A few months ago, a similar thing happened when Celltech, a long-time Brunswick client, got a bid from Belgian firm UCB. The Belgians asked who was good, Celltech recommended Brunswick and it got the deal.
It happens quite a lot, apparently. Glaxo and SmithKline Beecham was another.
But surely it is a dangerous game. The Brunswick line is that the Abbey and Santander teams are separate so there is no conflict of interest. Lawyers or investment banks could make the same argument when they find themselves working for both bidder and target – as happened with the Philip Green and Marks & Spencer affair. Lawyers and investment banks aren’t allowed to though, so why should PR agencies get away with it?

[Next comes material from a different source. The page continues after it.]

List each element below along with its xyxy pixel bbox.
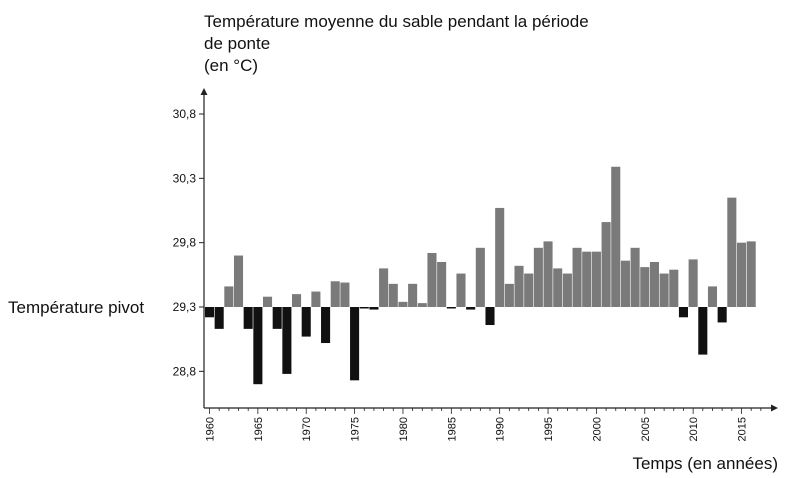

The answer lies in the quality of the relationship. The lawyer or the investment bank is much deeper into an organisation than the PR firm. It is also likely to be involved in negotiation where detailed knowledge of the other side would give one party considerable advantage. That is not what the PR firm does. In a contested battle, it rubbishes the opposition, but in a supposedly friendly transaction it is all about making sure both sides sing from the same hymn sheet.
The risk is of another offer. If the Abbey bid turns into an auction, Brunswick may have to resign Santander – although it and all the other advisers would likely make far more money working for one in a battle than they possibly could working for two on an agreed deal.